7

2.5K 472 153
                                    

"CCTV itu benar-benar mati karna ada gangguan dari pusat." Cakra berusaha menjelaskan semuanya dengan tenang meski tubuhnya bergetar ketakutan melihat Ara yang berdiri tepat di depannya, tatapan Ara sangat tajam. Cakra tau gadis itu bisa melakukan apa saja kepadanya tanpa takut hukum.

Ara tau jawaban itu bohong. Ia mengambil pisau lipat di pinggangnya kemudian meraih tangan Cakra dan menancapkan pisau itu. Teriakan Cakra menggema begitu keras di ruang penjara ini, Ara tidak memperdulikan itu, ia menancapkan lebih dalam lagi, membiarkan darah mengalir deras dari sana.

"Kamu bekerja sama dengan siapa?!" Ara mencengkram rahang Cakra lalu membenturkan kepala belakangnya dengan sangat keras pada tembok sampai berkali-kali. "Jawaaab!!!" Ara terus mencengkram rahang Cakra sampai kuku jarinya menancap tajam di sana, meninggalkan jejak luka.

"CCTV itu me-memang gangguan." Cakra masih menjawab hal yang sama sambil berusaha menahan rasa sakitnya.

"Gak ada gangguan internet atau listrik hari itu, aku sudah memeriksa semuanya. CCTV memang sengaja dimatikan atas perintah Bapak Cakra." Jesslyn menjelaskan hal yang sudah ia cari tau sebelumnya, ia juga tadi berhasil membuat anak buah Cakra berbicara jujur di saat yang lainnya berusaha menutupi.

Ara memukul hidung Cakra sampai Cakra ambruk ke bawah dan darah mengalir dari hidungnya. Tidak berhenti sampai sana, ia juga menendang wajah Cakra bahkan sampai berkali-kali.

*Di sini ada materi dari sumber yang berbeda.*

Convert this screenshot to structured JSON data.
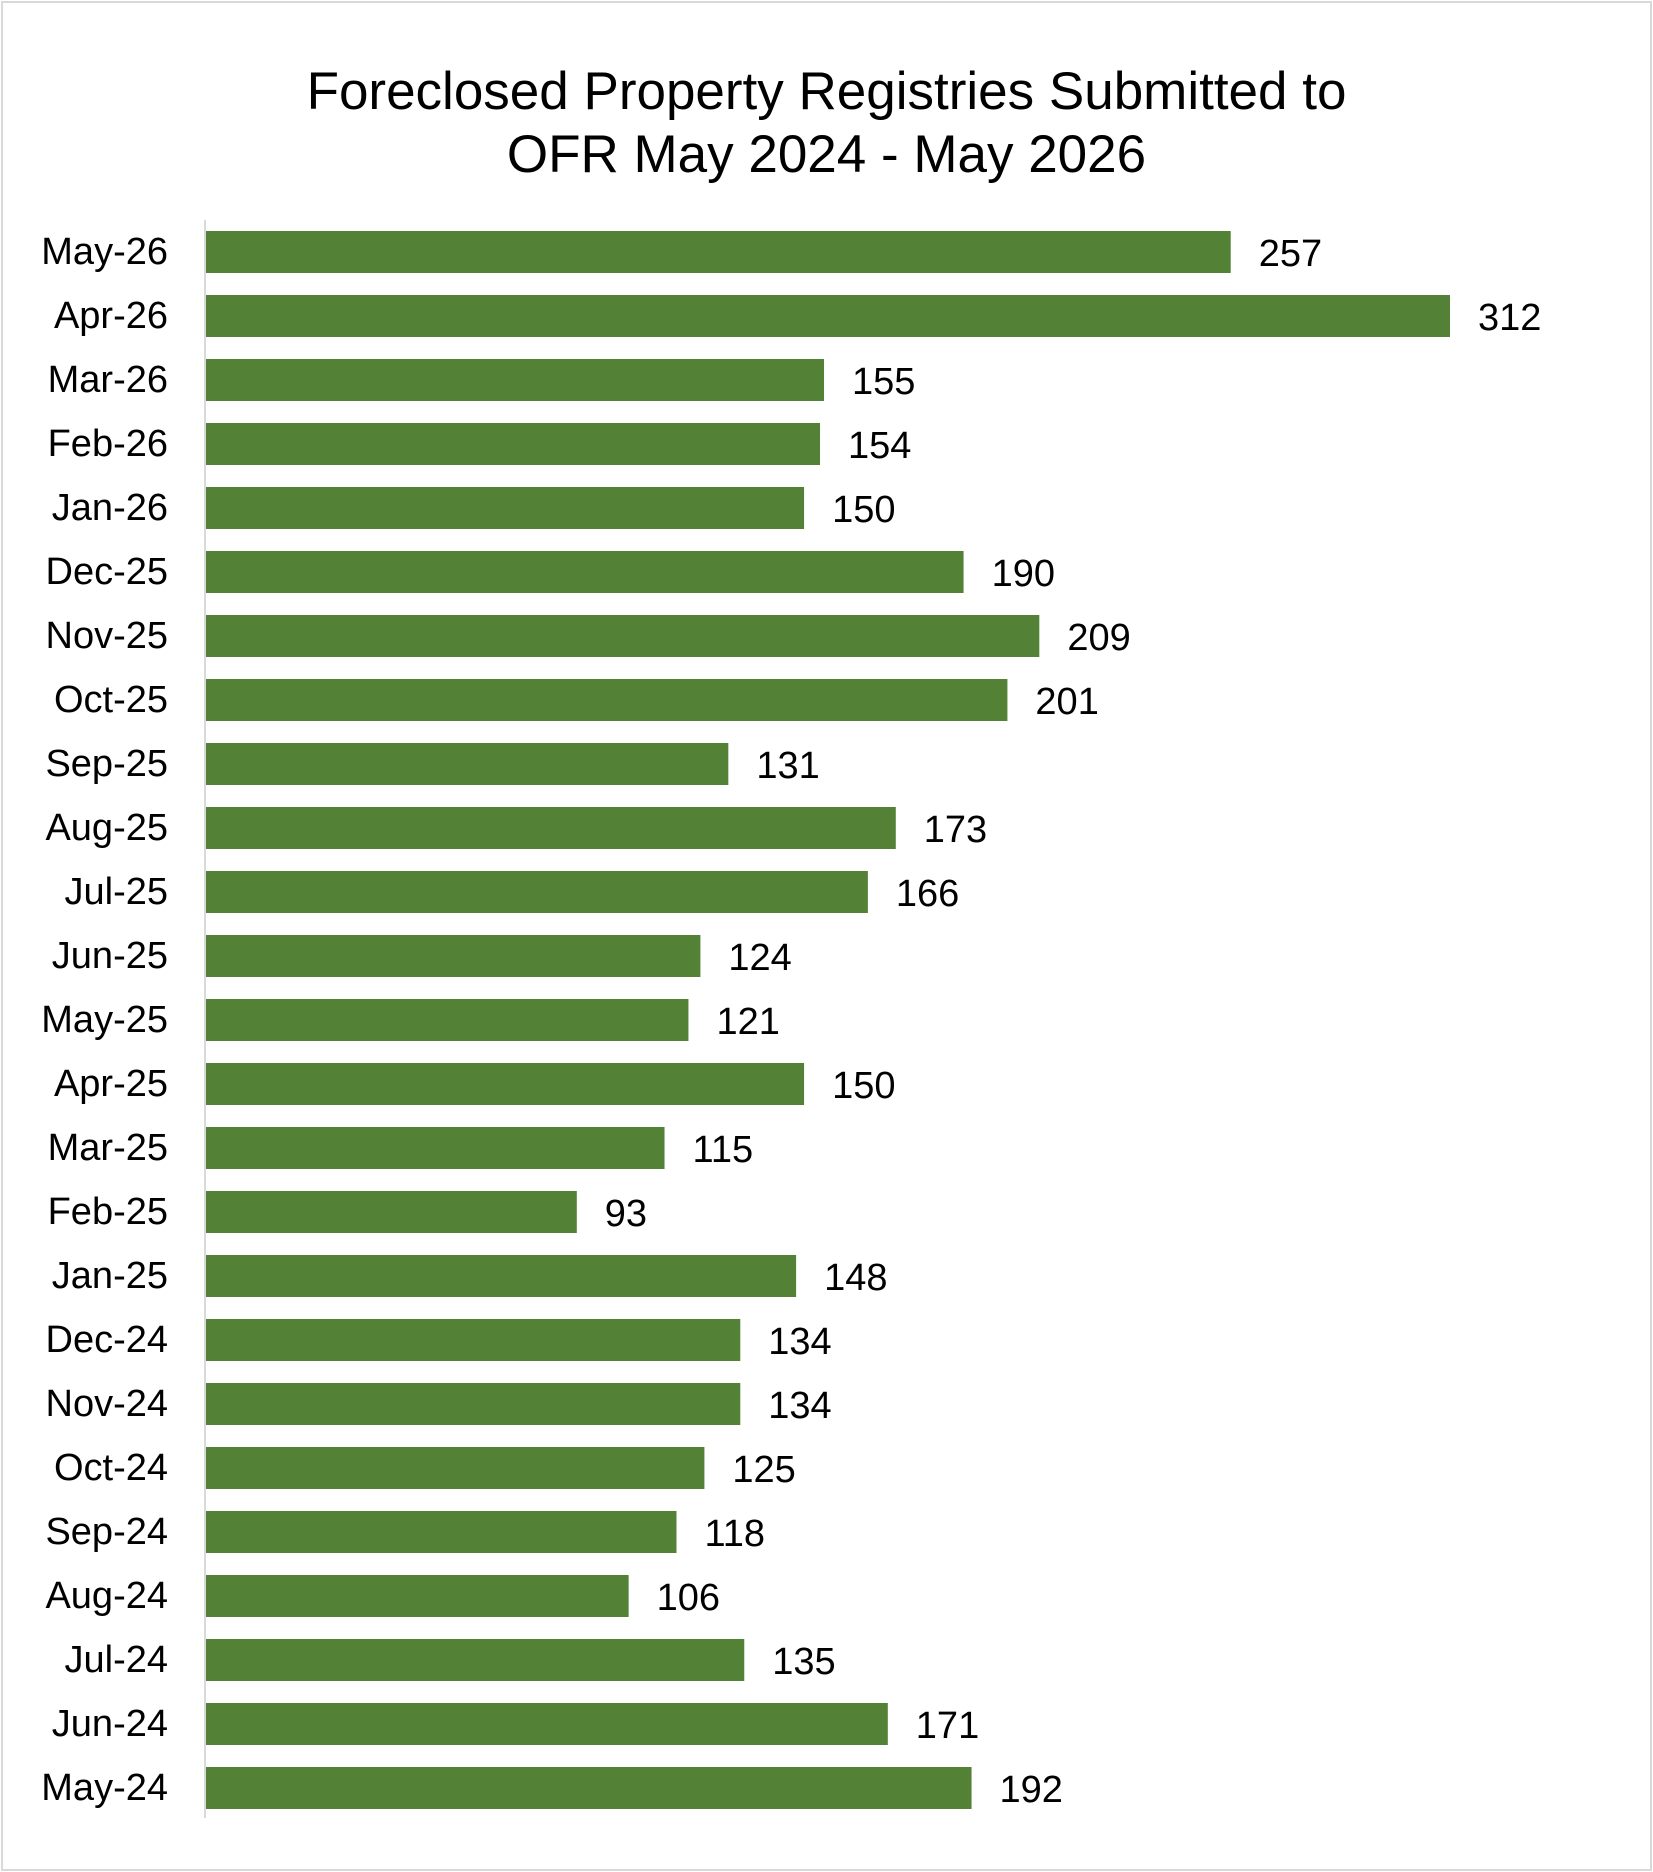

"Aku sudah menjelaskan dengan yang sebenar-aaargh!!" Kalimat Cakra terpotong oleh erangan ketika Ara kembali memukulnya.

Ara memberi isyarat pada anak buahnya untuk mengikat kedua tangan Cakra di dinding lalu mundur dan mengambil sebuah busur serta anak panahnya. Ara menarik anak panah itu kemudian ia lepaskan. Anak panah itu berhasil menancap tepat pada penis Cakra, erangan yang lebih keras tentu langsung menggema ke setiap sudut ruangan ini.

"Aku tunggu sampai jam satu malam, jujur sama aku dan aku akan melepaskan kamu hidup-hidup. Jika jawaban yang aku terima masih sama, aku akan menyiksa kamu lebih dari ini." Ara melemparkan busur itu dan melenggang pergi meninggalkan ruang penjara ini diikuti oleh Jesslyn.

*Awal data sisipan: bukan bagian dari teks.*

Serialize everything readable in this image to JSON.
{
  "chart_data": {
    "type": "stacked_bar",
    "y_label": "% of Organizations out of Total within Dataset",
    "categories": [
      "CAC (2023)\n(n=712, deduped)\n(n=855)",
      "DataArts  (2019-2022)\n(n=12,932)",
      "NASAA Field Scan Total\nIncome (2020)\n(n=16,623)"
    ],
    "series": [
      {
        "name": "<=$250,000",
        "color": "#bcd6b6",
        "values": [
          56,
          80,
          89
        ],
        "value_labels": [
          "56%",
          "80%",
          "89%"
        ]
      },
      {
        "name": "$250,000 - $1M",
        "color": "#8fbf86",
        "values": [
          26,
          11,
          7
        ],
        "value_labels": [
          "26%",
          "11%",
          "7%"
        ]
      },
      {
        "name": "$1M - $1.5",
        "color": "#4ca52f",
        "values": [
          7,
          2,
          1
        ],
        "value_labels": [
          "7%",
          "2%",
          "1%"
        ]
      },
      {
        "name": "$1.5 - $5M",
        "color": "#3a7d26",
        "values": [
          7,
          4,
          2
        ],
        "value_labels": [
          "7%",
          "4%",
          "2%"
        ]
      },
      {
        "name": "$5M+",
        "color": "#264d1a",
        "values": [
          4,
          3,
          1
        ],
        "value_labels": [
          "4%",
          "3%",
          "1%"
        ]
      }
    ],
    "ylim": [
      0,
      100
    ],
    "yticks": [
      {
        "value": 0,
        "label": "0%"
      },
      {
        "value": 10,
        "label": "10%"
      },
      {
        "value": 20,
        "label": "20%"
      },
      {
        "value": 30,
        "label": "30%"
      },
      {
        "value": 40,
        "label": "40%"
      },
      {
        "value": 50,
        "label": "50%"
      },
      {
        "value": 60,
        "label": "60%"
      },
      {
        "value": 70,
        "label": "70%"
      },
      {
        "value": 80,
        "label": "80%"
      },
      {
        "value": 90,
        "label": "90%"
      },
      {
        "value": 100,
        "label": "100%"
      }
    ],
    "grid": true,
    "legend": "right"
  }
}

"Sssttt anjing ngeri ngeri." Lidya memegangi selangkangannya sendiri karena entah kenapa ia tiba-tiba merasa ngilu meski ia tidak punya barang yang sama seperti Cakra. Lidya memilih untuk mengalihkan pandangannya dari monitor yang terhubung pada CCTV penjara itu lalu duduk di sebuah kursi yang melingkari meja bundar.

Di sini sudah berkumpul semua anggota yang Ara panggil. Ara ingin mengadakan rapat khusus tanpa juniornya, hanya ada Chika dan Mira yang akan ikut. Sudah sangat pusing memikirkan semua masalah dan kemungkinan tentang pengkhianatan ini, Ara ingin meminta pendapat mereka secara pribadi.

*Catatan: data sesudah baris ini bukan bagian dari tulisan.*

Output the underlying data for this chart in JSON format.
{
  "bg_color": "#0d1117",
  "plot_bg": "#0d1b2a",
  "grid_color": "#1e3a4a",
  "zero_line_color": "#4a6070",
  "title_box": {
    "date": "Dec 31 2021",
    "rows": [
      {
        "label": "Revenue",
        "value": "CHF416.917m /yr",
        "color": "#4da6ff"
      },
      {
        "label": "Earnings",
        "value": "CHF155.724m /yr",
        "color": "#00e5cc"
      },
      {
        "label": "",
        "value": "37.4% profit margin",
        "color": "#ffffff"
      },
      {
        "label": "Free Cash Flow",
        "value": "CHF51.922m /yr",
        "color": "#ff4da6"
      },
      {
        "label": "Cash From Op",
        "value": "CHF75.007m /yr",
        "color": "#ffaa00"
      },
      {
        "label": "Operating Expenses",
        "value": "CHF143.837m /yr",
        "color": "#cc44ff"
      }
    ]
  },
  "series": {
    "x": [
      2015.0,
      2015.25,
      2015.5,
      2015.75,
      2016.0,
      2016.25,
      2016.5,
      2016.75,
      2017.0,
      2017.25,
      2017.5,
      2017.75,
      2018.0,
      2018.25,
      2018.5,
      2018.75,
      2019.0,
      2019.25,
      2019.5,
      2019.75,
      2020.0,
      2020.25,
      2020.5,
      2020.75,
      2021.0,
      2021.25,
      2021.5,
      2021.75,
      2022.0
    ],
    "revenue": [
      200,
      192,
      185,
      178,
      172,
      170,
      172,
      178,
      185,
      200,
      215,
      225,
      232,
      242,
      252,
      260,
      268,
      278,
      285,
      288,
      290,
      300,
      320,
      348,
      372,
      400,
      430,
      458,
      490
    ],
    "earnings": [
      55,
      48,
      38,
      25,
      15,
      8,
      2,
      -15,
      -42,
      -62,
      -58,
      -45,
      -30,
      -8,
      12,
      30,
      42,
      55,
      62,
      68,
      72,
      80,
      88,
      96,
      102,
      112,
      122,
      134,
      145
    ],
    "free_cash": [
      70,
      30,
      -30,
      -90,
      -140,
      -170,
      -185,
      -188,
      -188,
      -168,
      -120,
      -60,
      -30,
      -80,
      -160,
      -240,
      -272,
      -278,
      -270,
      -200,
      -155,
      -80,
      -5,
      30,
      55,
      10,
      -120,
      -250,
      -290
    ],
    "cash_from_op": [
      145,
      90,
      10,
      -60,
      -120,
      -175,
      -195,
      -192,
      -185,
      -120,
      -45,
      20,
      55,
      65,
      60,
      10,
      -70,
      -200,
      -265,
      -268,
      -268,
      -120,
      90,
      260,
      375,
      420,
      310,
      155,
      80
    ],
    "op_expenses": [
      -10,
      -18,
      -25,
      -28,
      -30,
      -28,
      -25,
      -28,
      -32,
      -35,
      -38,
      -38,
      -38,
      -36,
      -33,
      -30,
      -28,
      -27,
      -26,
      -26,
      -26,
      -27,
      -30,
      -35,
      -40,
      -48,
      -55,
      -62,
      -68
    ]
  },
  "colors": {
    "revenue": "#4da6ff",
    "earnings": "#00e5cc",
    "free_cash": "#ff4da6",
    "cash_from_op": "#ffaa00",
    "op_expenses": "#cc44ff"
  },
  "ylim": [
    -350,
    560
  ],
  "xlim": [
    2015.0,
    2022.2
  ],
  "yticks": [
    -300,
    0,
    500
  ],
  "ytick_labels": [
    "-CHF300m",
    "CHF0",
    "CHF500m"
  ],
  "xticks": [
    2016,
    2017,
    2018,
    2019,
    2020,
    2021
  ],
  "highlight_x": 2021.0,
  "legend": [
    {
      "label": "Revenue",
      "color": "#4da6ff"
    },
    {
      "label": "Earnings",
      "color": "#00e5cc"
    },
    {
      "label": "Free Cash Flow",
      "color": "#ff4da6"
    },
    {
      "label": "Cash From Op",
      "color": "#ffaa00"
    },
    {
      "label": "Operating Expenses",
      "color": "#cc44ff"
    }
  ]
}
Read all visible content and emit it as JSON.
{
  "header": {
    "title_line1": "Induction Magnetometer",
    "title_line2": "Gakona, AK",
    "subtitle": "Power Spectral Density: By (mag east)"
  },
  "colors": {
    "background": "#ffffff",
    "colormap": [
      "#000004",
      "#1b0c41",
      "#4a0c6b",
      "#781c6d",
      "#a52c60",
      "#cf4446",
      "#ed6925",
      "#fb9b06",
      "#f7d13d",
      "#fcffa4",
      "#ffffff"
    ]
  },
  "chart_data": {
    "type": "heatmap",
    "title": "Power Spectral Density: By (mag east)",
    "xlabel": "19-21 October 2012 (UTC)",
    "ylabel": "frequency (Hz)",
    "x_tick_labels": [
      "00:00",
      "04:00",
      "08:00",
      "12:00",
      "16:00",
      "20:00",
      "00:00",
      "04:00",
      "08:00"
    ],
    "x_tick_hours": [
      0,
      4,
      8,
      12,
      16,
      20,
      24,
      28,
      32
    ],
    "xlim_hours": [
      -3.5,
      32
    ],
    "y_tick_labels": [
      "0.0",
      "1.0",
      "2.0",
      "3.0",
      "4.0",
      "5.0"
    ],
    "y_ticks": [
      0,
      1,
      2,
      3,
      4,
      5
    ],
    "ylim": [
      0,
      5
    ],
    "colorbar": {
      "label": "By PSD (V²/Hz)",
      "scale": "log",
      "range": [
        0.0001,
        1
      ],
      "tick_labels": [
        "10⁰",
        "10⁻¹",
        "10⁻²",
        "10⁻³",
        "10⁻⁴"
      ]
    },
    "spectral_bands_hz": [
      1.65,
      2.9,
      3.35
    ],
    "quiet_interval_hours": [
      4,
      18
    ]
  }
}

"Maaf nunggu lama," ucap Ara yang baru saja masuk ke ruangan ini, ia langsung saja mengambil tempat yang posisinya berada di paling tengah. Ara meneguk air mineral secukupnya lalu menatap Veranda dan bertanya, "Udah baik-baik aja?"

"Cambukan tadi?" tanya Veranda mengalihkan pandangannya sebentar pada Ara, "rasanya kaya digigit semut, kamu kalo berharap aku sakit harus kasih hukuman yang lebih keras."

Ara tertawa kecil sambil mengangguk-anggukan kepala, "Baiklah." Ara mengembuskan nafas diikuti oleh gerakan punggungnya yang bersandar di kursi. "Kalian tau kan akhir-akhir ini suasana memanas, mereka gak berhenti saling menyudutkan satu sama lain. Jujur sampe sekarang aku masih gak yakin ada pengkhianat di antara kita tapi kalo emang salah satu dari mereka pengkhianat, menurut kalian siapa? Dan siapa yang posisinya paling aman?"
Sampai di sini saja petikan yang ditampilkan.